I don’t think this friend has read one feminist philosopher — I can’t be sure but I’m pretty sure because we don’t talk about Audre Lorde or Angela Davis or bell hooks or Sonya Renee Taylor or adrienne marie brown or Rebecca Solnit or Simone de Beauvoir, we talk mostly about white men’s work, so I am making an assumption based on negative evidence. But my guess is he has not.
What was so infuriating about the entire exchange was that he honestly believed what he was saying. That my criticism was out of context and missing the point. That a woman, a brown person, an indigenous person, a disabled person, a queer person, etc. is an ingredient to add instead of a foundation to start with. That raising these kinds of questions and criticisms is equal to victimhood. That we just need to work harder if we don’t like it and make our own thing. This is the thinking of a person who is privileged enough to not have to understand what men do or how any of it actually works.

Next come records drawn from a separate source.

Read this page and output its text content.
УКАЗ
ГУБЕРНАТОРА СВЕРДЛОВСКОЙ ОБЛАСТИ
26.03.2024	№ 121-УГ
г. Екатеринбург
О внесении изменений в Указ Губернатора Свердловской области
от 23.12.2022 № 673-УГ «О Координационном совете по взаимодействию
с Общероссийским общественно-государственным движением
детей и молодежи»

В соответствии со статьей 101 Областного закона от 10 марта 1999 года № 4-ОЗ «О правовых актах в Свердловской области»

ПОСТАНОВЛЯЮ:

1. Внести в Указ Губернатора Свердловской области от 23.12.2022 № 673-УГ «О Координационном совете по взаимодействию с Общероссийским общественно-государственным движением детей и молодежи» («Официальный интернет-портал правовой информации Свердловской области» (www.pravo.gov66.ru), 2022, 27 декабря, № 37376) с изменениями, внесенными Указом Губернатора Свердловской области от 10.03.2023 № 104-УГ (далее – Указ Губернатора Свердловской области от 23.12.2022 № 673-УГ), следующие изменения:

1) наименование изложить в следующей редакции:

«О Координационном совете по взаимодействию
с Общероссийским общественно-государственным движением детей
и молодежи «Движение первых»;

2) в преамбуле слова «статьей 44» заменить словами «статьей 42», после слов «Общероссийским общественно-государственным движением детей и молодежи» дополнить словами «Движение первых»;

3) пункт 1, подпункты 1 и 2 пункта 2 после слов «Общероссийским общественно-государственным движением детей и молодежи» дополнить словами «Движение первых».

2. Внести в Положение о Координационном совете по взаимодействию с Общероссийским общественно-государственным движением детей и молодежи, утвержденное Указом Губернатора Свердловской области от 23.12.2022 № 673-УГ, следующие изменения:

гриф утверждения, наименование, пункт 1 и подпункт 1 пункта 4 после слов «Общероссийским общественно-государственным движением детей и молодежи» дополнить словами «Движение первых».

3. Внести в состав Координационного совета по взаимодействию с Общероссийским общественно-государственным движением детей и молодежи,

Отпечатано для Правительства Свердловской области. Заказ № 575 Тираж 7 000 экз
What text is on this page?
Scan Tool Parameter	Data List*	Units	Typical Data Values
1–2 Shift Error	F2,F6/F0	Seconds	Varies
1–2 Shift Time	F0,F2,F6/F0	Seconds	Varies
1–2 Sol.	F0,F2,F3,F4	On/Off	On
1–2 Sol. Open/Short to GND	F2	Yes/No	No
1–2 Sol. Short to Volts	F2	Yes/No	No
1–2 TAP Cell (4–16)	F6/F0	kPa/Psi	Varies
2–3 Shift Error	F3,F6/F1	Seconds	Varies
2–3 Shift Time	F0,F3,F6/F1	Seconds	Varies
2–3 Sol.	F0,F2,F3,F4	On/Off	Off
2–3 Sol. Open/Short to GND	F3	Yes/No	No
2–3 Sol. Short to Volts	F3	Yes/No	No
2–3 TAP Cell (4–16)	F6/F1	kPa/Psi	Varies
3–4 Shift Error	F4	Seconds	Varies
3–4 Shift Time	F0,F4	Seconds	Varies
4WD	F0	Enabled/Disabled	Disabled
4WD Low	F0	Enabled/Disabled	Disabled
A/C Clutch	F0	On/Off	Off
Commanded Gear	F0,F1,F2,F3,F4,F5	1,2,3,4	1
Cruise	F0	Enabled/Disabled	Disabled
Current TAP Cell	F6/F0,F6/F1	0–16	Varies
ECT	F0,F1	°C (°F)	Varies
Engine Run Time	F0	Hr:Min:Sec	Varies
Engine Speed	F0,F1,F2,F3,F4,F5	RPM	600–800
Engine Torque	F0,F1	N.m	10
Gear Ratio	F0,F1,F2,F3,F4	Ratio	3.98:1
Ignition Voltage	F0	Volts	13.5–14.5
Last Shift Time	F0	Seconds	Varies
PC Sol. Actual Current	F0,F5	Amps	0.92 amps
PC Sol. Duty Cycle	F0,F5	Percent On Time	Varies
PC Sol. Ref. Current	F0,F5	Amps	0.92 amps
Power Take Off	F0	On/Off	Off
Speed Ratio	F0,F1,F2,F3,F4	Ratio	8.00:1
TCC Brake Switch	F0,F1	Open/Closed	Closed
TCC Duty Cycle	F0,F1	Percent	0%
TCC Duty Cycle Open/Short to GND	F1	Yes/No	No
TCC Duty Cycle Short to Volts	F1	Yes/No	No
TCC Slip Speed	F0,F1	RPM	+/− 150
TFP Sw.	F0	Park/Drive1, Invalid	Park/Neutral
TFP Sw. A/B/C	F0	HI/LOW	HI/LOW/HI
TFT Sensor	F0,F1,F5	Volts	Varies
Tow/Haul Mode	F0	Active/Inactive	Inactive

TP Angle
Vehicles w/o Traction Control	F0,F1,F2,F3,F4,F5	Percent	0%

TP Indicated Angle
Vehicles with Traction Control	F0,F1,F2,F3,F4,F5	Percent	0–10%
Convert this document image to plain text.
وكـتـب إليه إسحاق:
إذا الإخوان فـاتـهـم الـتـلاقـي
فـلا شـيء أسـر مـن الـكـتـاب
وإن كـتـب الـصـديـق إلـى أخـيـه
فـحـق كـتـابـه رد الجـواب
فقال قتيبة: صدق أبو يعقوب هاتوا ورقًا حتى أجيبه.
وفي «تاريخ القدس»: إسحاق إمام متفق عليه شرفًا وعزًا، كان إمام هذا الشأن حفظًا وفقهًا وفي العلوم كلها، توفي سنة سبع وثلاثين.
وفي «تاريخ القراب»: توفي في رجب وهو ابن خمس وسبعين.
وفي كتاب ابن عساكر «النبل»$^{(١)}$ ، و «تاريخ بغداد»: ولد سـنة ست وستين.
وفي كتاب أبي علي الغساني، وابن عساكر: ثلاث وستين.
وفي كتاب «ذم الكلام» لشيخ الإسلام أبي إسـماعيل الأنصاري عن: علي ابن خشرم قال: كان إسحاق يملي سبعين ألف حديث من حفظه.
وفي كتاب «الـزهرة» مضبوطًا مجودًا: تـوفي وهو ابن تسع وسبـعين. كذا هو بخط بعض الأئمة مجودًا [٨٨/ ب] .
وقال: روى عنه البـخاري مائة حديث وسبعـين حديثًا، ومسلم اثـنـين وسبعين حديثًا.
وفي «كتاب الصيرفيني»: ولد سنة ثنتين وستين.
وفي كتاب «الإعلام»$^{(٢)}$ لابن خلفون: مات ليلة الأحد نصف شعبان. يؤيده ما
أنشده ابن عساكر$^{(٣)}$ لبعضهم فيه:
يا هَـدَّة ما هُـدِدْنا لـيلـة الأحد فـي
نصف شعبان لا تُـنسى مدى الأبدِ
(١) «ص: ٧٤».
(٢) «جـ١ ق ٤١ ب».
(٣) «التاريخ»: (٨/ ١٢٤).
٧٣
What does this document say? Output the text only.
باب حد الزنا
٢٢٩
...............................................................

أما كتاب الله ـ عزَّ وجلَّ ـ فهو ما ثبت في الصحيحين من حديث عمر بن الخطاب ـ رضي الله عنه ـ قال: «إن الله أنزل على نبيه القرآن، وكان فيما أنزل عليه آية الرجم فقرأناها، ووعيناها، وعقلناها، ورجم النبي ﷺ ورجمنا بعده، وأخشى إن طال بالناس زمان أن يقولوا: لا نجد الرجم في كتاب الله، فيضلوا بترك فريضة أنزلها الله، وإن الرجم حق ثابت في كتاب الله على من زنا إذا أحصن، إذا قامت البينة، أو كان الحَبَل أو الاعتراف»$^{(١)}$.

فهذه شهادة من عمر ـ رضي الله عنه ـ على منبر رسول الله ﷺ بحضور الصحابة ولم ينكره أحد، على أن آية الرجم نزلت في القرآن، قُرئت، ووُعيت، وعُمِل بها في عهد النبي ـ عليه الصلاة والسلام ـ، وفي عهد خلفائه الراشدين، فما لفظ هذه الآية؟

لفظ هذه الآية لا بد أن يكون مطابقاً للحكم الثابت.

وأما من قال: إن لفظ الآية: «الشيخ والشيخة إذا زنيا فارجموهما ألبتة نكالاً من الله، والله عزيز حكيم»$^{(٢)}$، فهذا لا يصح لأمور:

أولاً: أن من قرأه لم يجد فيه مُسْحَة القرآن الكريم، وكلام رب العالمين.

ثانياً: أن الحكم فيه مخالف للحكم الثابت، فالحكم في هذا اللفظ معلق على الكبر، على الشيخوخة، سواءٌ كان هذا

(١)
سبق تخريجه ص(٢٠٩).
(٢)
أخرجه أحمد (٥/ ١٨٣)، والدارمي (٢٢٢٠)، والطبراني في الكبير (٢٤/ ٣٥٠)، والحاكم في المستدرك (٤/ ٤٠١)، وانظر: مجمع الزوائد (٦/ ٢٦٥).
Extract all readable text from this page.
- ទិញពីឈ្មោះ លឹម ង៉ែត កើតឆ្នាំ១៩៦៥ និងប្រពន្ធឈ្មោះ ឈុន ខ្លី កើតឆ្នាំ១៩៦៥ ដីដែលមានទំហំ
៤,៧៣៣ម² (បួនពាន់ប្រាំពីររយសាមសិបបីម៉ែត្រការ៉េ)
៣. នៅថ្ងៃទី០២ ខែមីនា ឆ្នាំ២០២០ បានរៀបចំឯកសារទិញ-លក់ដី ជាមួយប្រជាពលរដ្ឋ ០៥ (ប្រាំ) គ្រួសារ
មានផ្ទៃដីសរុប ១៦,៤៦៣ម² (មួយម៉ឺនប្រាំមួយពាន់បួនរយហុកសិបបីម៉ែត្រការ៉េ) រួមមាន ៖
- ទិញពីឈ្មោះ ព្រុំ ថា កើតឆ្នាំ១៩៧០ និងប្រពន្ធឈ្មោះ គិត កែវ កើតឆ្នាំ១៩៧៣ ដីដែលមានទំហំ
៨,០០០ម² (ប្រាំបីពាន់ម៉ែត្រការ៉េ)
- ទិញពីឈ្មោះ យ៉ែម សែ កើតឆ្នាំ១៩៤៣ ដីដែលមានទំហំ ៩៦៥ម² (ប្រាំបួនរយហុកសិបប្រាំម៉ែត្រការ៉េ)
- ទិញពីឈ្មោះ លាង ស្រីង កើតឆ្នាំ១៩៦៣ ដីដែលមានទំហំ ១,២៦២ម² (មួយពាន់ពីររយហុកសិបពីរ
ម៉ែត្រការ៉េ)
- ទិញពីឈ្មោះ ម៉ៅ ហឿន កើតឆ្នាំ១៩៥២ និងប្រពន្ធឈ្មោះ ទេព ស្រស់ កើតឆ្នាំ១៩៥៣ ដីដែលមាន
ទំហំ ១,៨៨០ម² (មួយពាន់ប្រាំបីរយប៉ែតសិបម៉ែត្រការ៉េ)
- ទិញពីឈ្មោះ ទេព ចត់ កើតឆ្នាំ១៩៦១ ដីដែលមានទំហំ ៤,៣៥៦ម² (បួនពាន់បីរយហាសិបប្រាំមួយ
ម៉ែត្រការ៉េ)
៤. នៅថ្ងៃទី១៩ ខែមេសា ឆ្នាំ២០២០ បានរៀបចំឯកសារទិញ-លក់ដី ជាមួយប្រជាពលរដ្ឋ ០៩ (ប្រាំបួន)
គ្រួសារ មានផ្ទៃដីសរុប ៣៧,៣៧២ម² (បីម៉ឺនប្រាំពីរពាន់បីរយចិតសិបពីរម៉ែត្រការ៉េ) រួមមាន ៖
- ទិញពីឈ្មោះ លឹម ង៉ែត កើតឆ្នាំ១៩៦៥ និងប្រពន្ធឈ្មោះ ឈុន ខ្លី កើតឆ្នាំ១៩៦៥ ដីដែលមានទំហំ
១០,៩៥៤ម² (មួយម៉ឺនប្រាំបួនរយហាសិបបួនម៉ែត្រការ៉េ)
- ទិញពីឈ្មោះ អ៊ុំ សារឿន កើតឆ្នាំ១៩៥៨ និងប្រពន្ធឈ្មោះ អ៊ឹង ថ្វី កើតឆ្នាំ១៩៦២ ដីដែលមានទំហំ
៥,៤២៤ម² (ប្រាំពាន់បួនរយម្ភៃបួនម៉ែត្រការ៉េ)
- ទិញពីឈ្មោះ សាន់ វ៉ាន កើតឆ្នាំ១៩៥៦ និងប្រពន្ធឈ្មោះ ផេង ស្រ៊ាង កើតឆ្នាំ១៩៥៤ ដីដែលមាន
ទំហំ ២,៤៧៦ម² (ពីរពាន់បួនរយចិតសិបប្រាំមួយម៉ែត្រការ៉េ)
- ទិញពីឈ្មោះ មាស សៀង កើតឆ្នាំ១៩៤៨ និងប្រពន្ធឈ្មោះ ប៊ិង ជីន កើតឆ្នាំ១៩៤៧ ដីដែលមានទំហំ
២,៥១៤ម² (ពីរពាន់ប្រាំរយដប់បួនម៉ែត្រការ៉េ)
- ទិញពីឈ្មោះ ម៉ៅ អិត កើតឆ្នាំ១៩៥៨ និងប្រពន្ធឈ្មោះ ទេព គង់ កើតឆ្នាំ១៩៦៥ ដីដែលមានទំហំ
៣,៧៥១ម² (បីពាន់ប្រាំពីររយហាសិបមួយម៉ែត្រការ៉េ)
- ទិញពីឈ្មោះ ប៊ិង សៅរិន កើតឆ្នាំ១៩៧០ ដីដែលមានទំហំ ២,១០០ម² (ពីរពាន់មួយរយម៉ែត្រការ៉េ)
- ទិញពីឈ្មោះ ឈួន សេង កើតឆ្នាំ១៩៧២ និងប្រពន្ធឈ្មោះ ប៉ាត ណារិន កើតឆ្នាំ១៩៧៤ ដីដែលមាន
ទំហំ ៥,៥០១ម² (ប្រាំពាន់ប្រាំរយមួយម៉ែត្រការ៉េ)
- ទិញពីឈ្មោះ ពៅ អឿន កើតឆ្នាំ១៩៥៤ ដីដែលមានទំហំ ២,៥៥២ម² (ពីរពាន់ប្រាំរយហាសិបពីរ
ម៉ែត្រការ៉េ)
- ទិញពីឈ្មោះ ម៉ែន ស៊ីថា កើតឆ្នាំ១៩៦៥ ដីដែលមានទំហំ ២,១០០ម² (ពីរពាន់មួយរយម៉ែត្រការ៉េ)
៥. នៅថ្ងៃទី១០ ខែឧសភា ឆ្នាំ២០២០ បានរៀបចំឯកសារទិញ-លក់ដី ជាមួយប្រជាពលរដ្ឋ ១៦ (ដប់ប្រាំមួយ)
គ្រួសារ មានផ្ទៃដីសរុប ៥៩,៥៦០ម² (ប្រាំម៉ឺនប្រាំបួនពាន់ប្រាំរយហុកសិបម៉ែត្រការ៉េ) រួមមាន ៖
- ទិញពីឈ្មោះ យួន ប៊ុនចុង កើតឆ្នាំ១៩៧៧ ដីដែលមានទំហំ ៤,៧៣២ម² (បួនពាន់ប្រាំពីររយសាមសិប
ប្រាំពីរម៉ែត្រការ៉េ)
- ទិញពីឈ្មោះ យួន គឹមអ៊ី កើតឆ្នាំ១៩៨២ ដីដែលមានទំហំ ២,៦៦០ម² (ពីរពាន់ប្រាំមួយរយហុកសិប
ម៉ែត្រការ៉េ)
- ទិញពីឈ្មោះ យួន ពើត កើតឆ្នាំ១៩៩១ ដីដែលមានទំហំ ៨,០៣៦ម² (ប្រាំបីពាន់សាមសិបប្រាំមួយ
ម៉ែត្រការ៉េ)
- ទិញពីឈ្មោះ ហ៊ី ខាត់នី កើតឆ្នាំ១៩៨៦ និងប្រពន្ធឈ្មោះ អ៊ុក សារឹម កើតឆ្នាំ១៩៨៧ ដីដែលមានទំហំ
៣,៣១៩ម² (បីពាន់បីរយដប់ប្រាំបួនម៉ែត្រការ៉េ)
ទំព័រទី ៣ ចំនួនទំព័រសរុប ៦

The smartest men I know (and know of) still believe that *they* will create the future that will save us from the one we are living in, when they can’t even figure out how to minimize the kind of pain we experience now, in this world, or figure out how to take actual responsibility for what men do, including themselves. To value our philosophy and opinion or defer to it, to ask for consent, to not accidentally or purposely assault us, to not classify inclusion as gender politics or beside the point or progressivism or wokism, to not worry more about being seen as good than what it actually did to us. To say Sorry are you okay? instead of Can you not react this way? To read our fucking books as hungrily as we do, searching for an answer we already have and they refuse to find.
The thing is, I don’t want to be mad anymore. I just want the next man who wants to explain to me what the world is like, or the next one who penetrates me without asking, to be able to answer in the affirmative when I ask him whether or not he’s read a book on feminism.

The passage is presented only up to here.